Last quarter of the 16th century
H. 127 cm; L. 158 cm
Oil on Wood
Château de Fontainebleau, F 2019 6
Gallery of Splendours
This remarkable painting on wood depicts the forty-fifth episode in the Epic of Ulysses displayed on the walls of the gallery devoted to this hero at the château de Fontainebleau in the 16th century. The walls were painted with fifty-eight episodes from Homer’s Odyssey, whose translations were already popular under the reign of Francis I. The gallery was destroyed in 1738, but its décor had by then already inspired the greatest artists of the modern era such as Rubens, Vouet and Poussin. They were all struck by the narrative verve and the poetry of these compositions.
In this painting, Ulysses has returned to Ithaca and is preparing to look for Penelope, who stayed faithful to him and never stopped loving him. The goddess Minerva who has helped the hero throughout his journey, helps him wash in the foreground.

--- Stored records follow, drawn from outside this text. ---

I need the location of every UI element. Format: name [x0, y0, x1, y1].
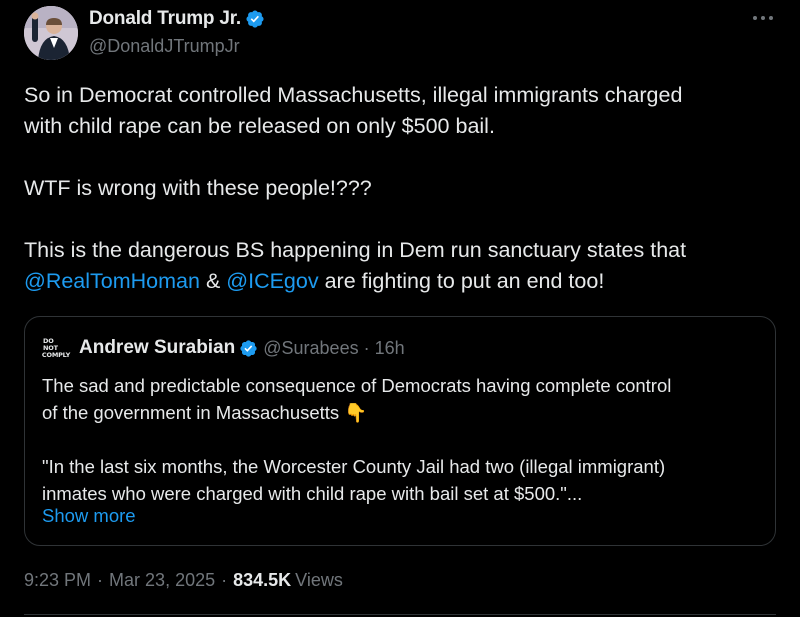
verified-badge-icon[interactable] — [245, 9, 265, 29]
more-dot — [761, 16, 765, 20]
quoted-author-handle-time[interactable]: @Surabees · 16h — [263, 338, 404, 359]
divider — [24, 614, 776, 615]
quoted-tweet[interactable]: DO NOT COMPLY Andrew Surabian @Surabees … — [24, 316, 776, 546]
tweet-line: So in Democrat controlled Massachusetts,… — [24, 83, 683, 107]
more-options-icon[interactable] — [750, 8, 776, 28]
tweet-time[interactable]: 9:23 PM — [24, 570, 91, 591]
author-avatar-image — [24, 6, 78, 60]
author-handle[interactable]: @DonaldJTrumpJr — [89, 36, 240, 57]
show-more-link[interactable]: Show more — [42, 505, 136, 527]
mention-link[interactable]: @ICEgov — [226, 269, 318, 293]
tweet-date[interactable]: Mar 23, 2025 — [109, 570, 215, 591]
tweet: Donald Trump Jr. @DonaldJTrumpJr So in D… — [0, 0, 800, 617]
more-dot — [769, 16, 773, 20]
verified-badge-icon[interactable] — [239, 339, 258, 358]
tweet-line: with child rape can be released on only … — [24, 114, 495, 138]
more-dot — [753, 16, 757, 20]
tweet-fragment: & — [199, 269, 227, 293]
tweet-line: WTF is wrong with these people!??? — [24, 176, 372, 200]
mention-link[interactable]: @RealTomHoman — [24, 269, 200, 293]
author-name-row: Donald Trump Jr. — [89, 8, 265, 30]
tweet-text: So in Democrat controlled Massachusetts,… — [24, 80, 764, 297]
views-count: 834.5K — [233, 570, 292, 590]
quoted-author-avatar[interactable]: DO NOT COMPLY — [41, 336, 71, 359]
quoted-line: inmates who were charged with child rape… — [42, 483, 583, 504]
tweet-fragment: are fighting to put an end too! — [318, 269, 605, 293]
quoted-tweet-text: The sad and predictable consequence of D… — [42, 372, 762, 507]
tweet-line: This is the dangerous BS happening in De… — [24, 238, 687, 262]
quoted-line: of the government in Massachusetts 👇 — [42, 402, 368, 423]
author-display-name[interactable]: Donald Trump Jr. — [89, 8, 241, 30]
quoted-avatar-text: DO NOT — [43, 336, 58, 352]
author-avatar[interactable] — [24, 6, 78, 60]
quoted-tweet-header: DO NOT COMPLY Andrew Surabian @Surabees … — [41, 336, 405, 359]
tweet-line: @RealTomHoman & @ICEgov are fighting to … — [24, 266, 764, 297]
tweet-metadata: 9:23 PM · Mar 23, 2025 · 834.5K Views — [24, 570, 343, 591]
quoted-author-name[interactable]: Andrew Surabian — [79, 337, 235, 359]
quoted-line: "In the last six months, the Worcester C… — [42, 456, 666, 477]
quoted-avatar-text: COMPLY — [41, 350, 71, 359]
quoted-line: The sad and predictable consequence of D… — [42, 375, 672, 396]
separator: · — [221, 570, 228, 590]
separator: · — [97, 570, 104, 590]
views-label: Views — [295, 570, 343, 590]
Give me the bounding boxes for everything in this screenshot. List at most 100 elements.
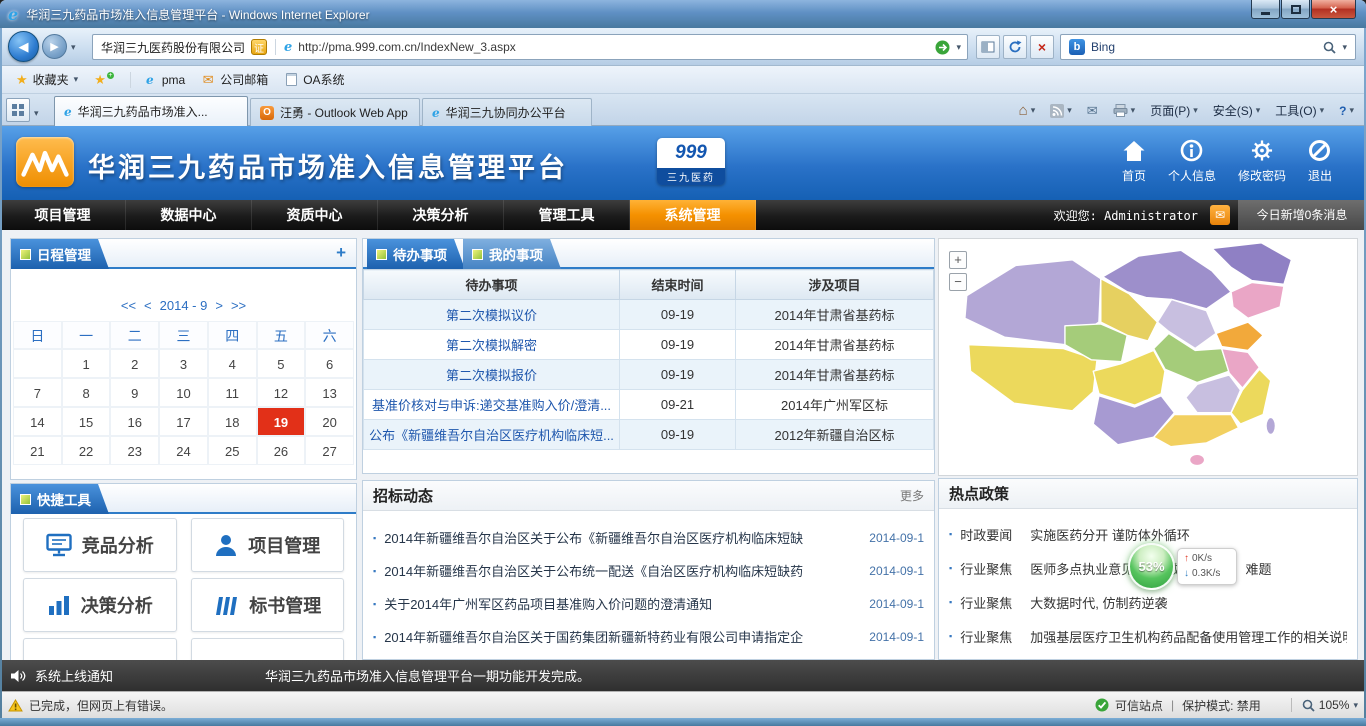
- print-button[interactable]: ▾: [1109, 102, 1140, 119]
- calendar-day[interactable]: 20: [305, 407, 354, 436]
- quick-tool-button-partial[interactable]: [191, 638, 345, 660]
- refresh-button[interactable]: [1003, 35, 1027, 59]
- policy-item[interactable]: ▪ 行业聚焦 大数据时代, 仿制药逆袭: [939, 585, 1357, 619]
- calendar-day[interactable]: 3: [159, 349, 208, 378]
- certificate-icon[interactable]: 证: [251, 39, 267, 55]
- calendar-day[interactable]: 12: [257, 378, 306, 407]
- quick-tabs-button[interactable]: [6, 98, 30, 122]
- stop-button[interactable]: ×: [1030, 35, 1054, 59]
- change-password-link[interactable]: 修改密码: [1238, 139, 1286, 184]
- minimize-button[interactable]: [1251, 0, 1280, 19]
- compatibility-view-button[interactable]: [976, 35, 1000, 59]
- zoom-dropdown[interactable]: ▾: [1353, 700, 1358, 711]
- menu-project-management[interactable]: 项目管理: [0, 200, 126, 230]
- policy-item[interactable]: ▪ 行业聚焦 加强基层医疗卫生机构药品配备使用管理工作的相关说明: [939, 619, 1357, 653]
- calendar-day[interactable]: 22: [62, 436, 111, 465]
- next-month-button[interactable]: >: [215, 298, 223, 313]
- calendar-day[interactable]: 14: [13, 407, 62, 436]
- logout-link[interactable]: 退出: [1308, 139, 1332, 184]
- browser-tab-3[interactable]: e 华润三九协同办公平台: [422, 98, 592, 126]
- todo-task-link[interactable]: 第二次模拟解密: [364, 330, 620, 360]
- news-item[interactable]: ▪ 2014年新疆维吾尔自治区关于国药集团新疆新特药业有限公司申请指定企 201…: [363, 620, 934, 653]
- todo-task-link[interactable]: 第二次模拟议价: [364, 300, 620, 330]
- menu-qualification-center[interactable]: 资质中心: [252, 200, 378, 230]
- menu-system-management[interactable]: 系统管理: [630, 200, 756, 230]
- menu-data-center[interactable]: 数据中心: [126, 200, 252, 230]
- calendar-day[interactable]: 7: [13, 378, 62, 407]
- calendar-day[interactable]: 4: [208, 349, 257, 378]
- help-button[interactable]: ? ▾: [1335, 102, 1358, 120]
- calendar-day[interactable]: 2: [110, 349, 159, 378]
- home-button[interactable]: ⌂ ▾: [1015, 101, 1040, 120]
- news-item[interactable]: ▪ 2014年新疆维吾尔自治区关于公布《新疆维吾尔自治区医疗机构临床短缺 201…: [363, 521, 934, 554]
- address-action-icon[interactable]: [935, 40, 950, 55]
- calendar-day[interactable]: 1: [62, 349, 111, 378]
- browser-tab-1[interactable]: e 华润三九药品市场准入...: [54, 96, 248, 126]
- my-items-tab[interactable]: 我的事项: [463, 239, 561, 269]
- more-link[interactable]: 更多: [900, 487, 924, 504]
- back-button[interactable]: ◀: [8, 31, 39, 62]
- calendar-day[interactable]: 27: [305, 436, 354, 465]
- zoom-control[interactable]: 105% ▾: [1291, 698, 1358, 712]
- calendar-day[interactable]: 24: [159, 436, 208, 465]
- todo-task-link[interactable]: 公布《新疆维吾尔自治区医疗机构临床短...: [364, 420, 620, 450]
- new-message-counter[interactable]: 今日新增0条消息: [1238, 200, 1366, 230]
- map-zoom-in-button[interactable]: +: [949, 251, 967, 269]
- close-button[interactable]: ×: [1311, 0, 1356, 19]
- calendar-day[interactable]: 9: [110, 378, 159, 407]
- calendar-day[interactable]: 17: [159, 407, 208, 436]
- favorite-item-pma[interactable]: e pma: [135, 70, 193, 90]
- todo-task-link[interactable]: 第二次模拟报价: [364, 360, 620, 390]
- calendar-day[interactable]: 23: [110, 436, 159, 465]
- message-envelope-icon[interactable]: ✉: [1210, 205, 1230, 225]
- add-schedule-icon[interactable]: +: [336, 243, 346, 263]
- page-menu-button[interactable]: 页面(P) ▾: [1146, 100, 1202, 121]
- address-dropdown[interactable]: ▾: [956, 42, 961, 53]
- china-map[interactable]: [957, 239, 1339, 475]
- todo-tab[interactable]: 待办事项: [367, 239, 465, 269]
- calendar-day-selected[interactable]: 19: [257, 407, 306, 436]
- history-dropdown[interactable]: ▾: [71, 42, 76, 53]
- menu-decision-analysis[interactable]: 决策分析: [378, 200, 504, 230]
- prev-year-button[interactable]: <<: [121, 298, 136, 313]
- feeds-button[interactable]: ▾: [1046, 102, 1076, 120]
- quick-tool-button-partial[interactable]: [23, 638, 177, 660]
- project-management-button[interactable]: 项目管理: [191, 518, 345, 572]
- tools-menu-button[interactable]: 工具(O) ▾: [1271, 100, 1328, 121]
- favorite-item-oa[interactable]: OA系统: [276, 68, 352, 91]
- search-icon[interactable]: [1323, 41, 1336, 54]
- calendar-day[interactable]: 15: [62, 407, 111, 436]
- map-zoom-out-button[interactable]: −: [949, 273, 967, 291]
- address-bar[interactable]: 华润三九医药股份有限公司 证 e http://pma.999.com.cn/I…: [92, 34, 968, 60]
- browser-tab-2[interactable]: O 汪勇 - Outlook Web App: [250, 98, 420, 126]
- news-item[interactable]: ▪ 关于2014年广州军区药品项目基准购入价问题的澄清通知 2014-09-1: [363, 587, 934, 620]
- calendar-day[interactable]: 5: [257, 349, 306, 378]
- calendar-day[interactable]: 18: [208, 407, 257, 436]
- schedule-tab[interactable]: 日程管理: [11, 239, 109, 269]
- decision-analysis-button[interactable]: 决策分析: [23, 578, 177, 632]
- todo-task-link[interactable]: 基准价核对与申诉:递交基准购入价/澄清...: [364, 390, 620, 420]
- calendar-day[interactable]: 6: [305, 349, 354, 378]
- calendar-day[interactable]: 8: [62, 378, 111, 407]
- search-dropdown[interactable]: ▾: [1342, 42, 1347, 53]
- competitor-analysis-button[interactable]: 竞品分析: [23, 518, 177, 572]
- maximize-button[interactable]: [1281, 0, 1310, 19]
- quick-tabs-dropdown[interactable]: ▾: [34, 108, 39, 119]
- news-item[interactable]: ▪ 2014年新疆维吾尔自治区关于公布统一配送《自治区医疗机构临床短缺药 201…: [363, 554, 934, 587]
- calendar-day[interactable]: 26: [257, 436, 306, 465]
- calendar-day[interactable]: 21: [13, 436, 62, 465]
- menu-management-tools[interactable]: 管理工具: [504, 200, 630, 230]
- calendar-day[interactable]: 16: [110, 407, 159, 436]
- calendar-day[interactable]: 25: [208, 436, 257, 465]
- favorites-button[interactable]: ★ 收藏夹 ▾: [8, 68, 86, 91]
- bid-document-management-button[interactable]: 标书管理: [191, 578, 345, 632]
- home-link[interactable]: 首页: [1122, 139, 1146, 184]
- prev-month-button[interactable]: <: [144, 298, 152, 313]
- profile-link[interactable]: 个人信息: [1168, 139, 1216, 184]
- calendar-day[interactable]: 10: [159, 378, 208, 407]
- safety-menu-button[interactable]: 安全(S) ▾: [1209, 100, 1265, 121]
- forward-button[interactable]: ▶: [42, 34, 67, 59]
- search-box[interactable]: b Bing ▾: [1060, 34, 1356, 60]
- next-year-button[interactable]: >>: [231, 298, 246, 313]
- favorite-item-mail[interactable]: ✉ 公司邮箱: [193, 68, 276, 91]
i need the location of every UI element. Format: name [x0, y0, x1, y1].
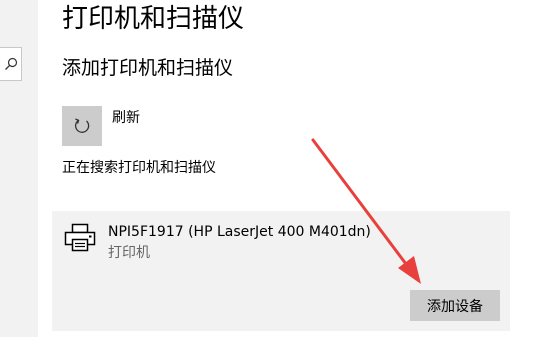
device-name: NPI5F1917 (HP LaserJet 400 M401dn)	[108, 224, 371, 240]
printer-icon	[64, 223, 96, 252]
add-device-button[interactable]: 添加设备	[410, 290, 500, 321]
device-type: 打印机	[108, 245, 150, 261]
search-icon	[5, 57, 18, 70]
page-title: 打印机和扫描仪	[62, 4, 245, 34]
refresh-icon	[74, 118, 90, 133]
settings-window: 打印机和扫描仪 添加打印机和扫描仪 刷新 正在搜索打印机和扫描仪 NPI5F19…	[0, 0, 542, 337]
refresh-button[interactable]	[62, 106, 102, 146]
sidebar	[0, 0, 38, 337]
refresh-label[interactable]: 刷新	[112, 108, 140, 128]
search-status-text: 正在搜索打印机和扫描仪	[62, 160, 216, 176]
search-input[interactable]	[0, 47, 22, 81]
device-list-item[interactable]: NPI5F1917 (HP LaserJet 400 M401dn) 打印机 添…	[52, 211, 510, 331]
section-title: 添加打印机和扫描仪	[62, 57, 234, 79]
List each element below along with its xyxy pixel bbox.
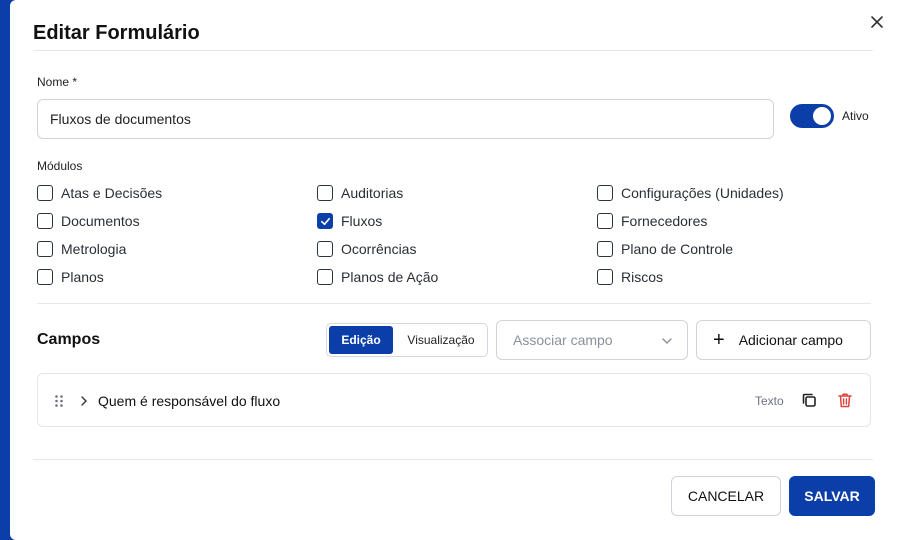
checkbox-checked[interactable] (317, 213, 333, 229)
active-toggle[interactable] (790, 104, 834, 128)
toggle-knob (813, 107, 831, 125)
associate-field-placeholder: Associar campo (513, 332, 613, 348)
field-name: Quem é responsável do fluxo (98, 393, 281, 409)
name-input[interactable] (37, 99, 774, 139)
edit-form-modal: Editar Formulário Nome * Ativo Módulos A… (10, 0, 899, 540)
drag-handle-icon[interactable] (54, 394, 64, 408)
save-button[interactable]: SALVAR (789, 476, 875, 516)
module-label: Planos (61, 269, 104, 285)
module-label: Ocorrências (341, 241, 417, 257)
field-type-badge: Texto (755, 394, 784, 408)
checkbox[interactable] (597, 213, 613, 229)
header-divider (33, 50, 873, 51)
fields-title: Campos (37, 331, 101, 348)
module-checkbox-riscos[interactable]: Riscos (597, 268, 877, 286)
checkbox[interactable] (317, 241, 333, 257)
copy-icon[interactable] (800, 391, 818, 409)
tab-edit[interactable]: Edição (329, 326, 393, 354)
chevron-down-icon (662, 338, 672, 344)
checkbox[interactable] (37, 269, 53, 285)
module-checkbox-ocorrencias[interactable]: Ocorrências (317, 240, 597, 258)
check-icon (320, 217, 330, 225)
plus-icon: + (713, 329, 725, 351)
add-field-button[interactable]: + Adicionar campo (696, 320, 871, 360)
checkbox[interactable] (597, 241, 613, 257)
module-checkbox-atas[interactable]: Atas e Decisões (37, 184, 317, 202)
module-checkbox-planos-acao[interactable]: Planos de Ação (317, 268, 597, 286)
module-checkbox-auditorias[interactable]: Auditorias (317, 184, 597, 202)
checkbox[interactable] (37, 213, 53, 229)
module-checkbox-configuracoes[interactable]: Configurações (Unidades) (597, 184, 877, 202)
module-label: Metrologia (61, 241, 127, 257)
modules-label: Módulos (37, 159, 83, 173)
chevron-right-icon[interactable] (78, 394, 90, 408)
module-checkbox-fornecedores[interactable]: Fornecedores (597, 212, 877, 230)
module-checkbox-planos[interactable]: Planos (37, 268, 317, 286)
add-field-label: Adicionar campo (738, 332, 843, 348)
field-row: Quem é responsável do fluxo Texto (37, 373, 871, 427)
module-checkbox-plano-controle[interactable]: Plano de Controle (597, 240, 877, 258)
checkbox[interactable] (37, 185, 53, 201)
checkbox[interactable] (597, 185, 613, 201)
module-label: Fornecedores (621, 213, 708, 229)
module-label: Documentos (61, 213, 140, 229)
name-label: Nome * (37, 75, 78, 89)
checkbox[interactable] (317, 269, 333, 285)
tab-view[interactable]: Visualização (395, 324, 487, 356)
cancel-button[interactable]: CANCELAR (671, 476, 781, 516)
module-checkbox-metrologia[interactable]: Metrologia (37, 240, 317, 258)
footer-divider (33, 459, 873, 460)
checkbox[interactable] (317, 185, 333, 201)
checkbox[interactable] (37, 241, 53, 257)
module-label: Planos de Ação (341, 269, 439, 285)
modules-divider (37, 303, 871, 304)
checkbox[interactable] (597, 269, 613, 285)
associate-field-select[interactable]: Associar campo (496, 320, 688, 360)
module-checkbox-documentos[interactable]: Documentos (37, 212, 317, 230)
module-label: Auditorias (341, 185, 404, 201)
module-checkbox-fluxos[interactable]: Fluxos (317, 212, 597, 230)
module-label: Fluxos (341, 213, 383, 229)
mode-tabs: Edição Visualização (326, 323, 488, 357)
trash-icon[interactable] (836, 391, 854, 409)
module-label: Atas e Decisões (61, 185, 163, 201)
module-label: Configurações (Unidades) (621, 185, 784, 201)
close-icon[interactable] (868, 13, 886, 31)
modules-grid: Atas e Decisões Auditorias Configurações… (37, 184, 877, 286)
active-toggle-label: Ativo (842, 109, 869, 123)
module-label: Riscos (621, 269, 664, 285)
module-label: Plano de Controle (621, 241, 734, 257)
modal-title: Editar Formulário (33, 22, 200, 44)
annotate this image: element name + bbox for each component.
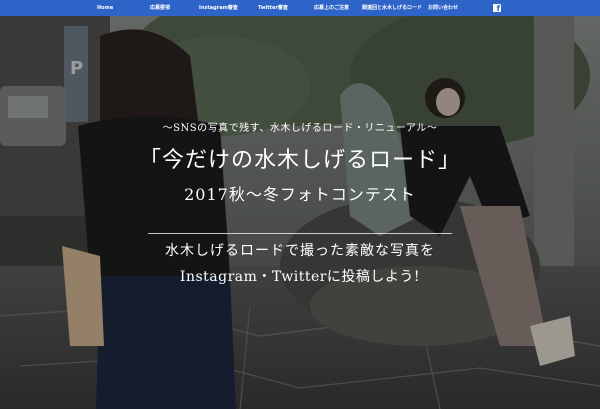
nav-notes[interactable]: 応募上のご注意 (314, 0, 349, 16)
hero-body-line-2: Instagram・Twitterに投稿しよう! (179, 269, 421, 285)
nav-related-road[interactable]: 関連回と水木しげるロード (362, 0, 422, 16)
nav-twitter-review[interactable]: Twitter審査 (258, 0, 288, 16)
top-nav: Home 応募要項 Instagram審査 Twitter審査 応募上のご注意 … (0, 0, 600, 16)
facebook-icon[interactable]: f (493, 4, 501, 13)
nav-guidelines[interactable]: 応募要項 (150, 0, 170, 16)
hero-subtitle: 〜SNSの写真で残す、水木しげるロード・リニューアル〜 (162, 123, 438, 134)
nav-home[interactable]: Home (97, 0, 113, 16)
hero-divider (148, 233, 452, 234)
nav-contact[interactable]: お問い合わせ (428, 0, 458, 16)
hero-contest-title: 2017秋〜冬フォトコンテスト (184, 185, 416, 204)
nav-instagram-review[interactable]: Instagram審査 (199, 0, 238, 16)
hero-photo-illustration: P (0, 16, 600, 409)
hero-title: 「今だけの水木しげるロード」 (138, 148, 461, 173)
hero-body-line-1: 水木しげるロードで撮った素敵な写真を (165, 243, 435, 259)
hero-photo: P (0, 16, 600, 409)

The graceful body of the hero is covered with a large white cloth while behind him, nude followers are also preparing for the celebration. In a colonnade in the background, a flute player intones a gentle tune. The painter depicts the ground strewn with flowers, a sign of celebrations and the return of the spring. The composition is well-known because of a superb preparatory drawing by Francesco Primaticcio, held in Stockholm. The painter of this panel is faithful to the gradual change in perspective imagined by Primaticcio and sensitive to the graphic contours of the drapery, the thin curled lips and elaborate hairstyles, held in place by pearls typical of the Bolognese master. The lines are however less sketchy and some faces betray the influence of the painting style of Flemish masters such as Frans Floris. The colour palette used also evokes the northern artists installed at Fontainebleau who were familiar with the château’s décor in the second half of the 16th century, and formed the core of the Second School of Fontainebleau.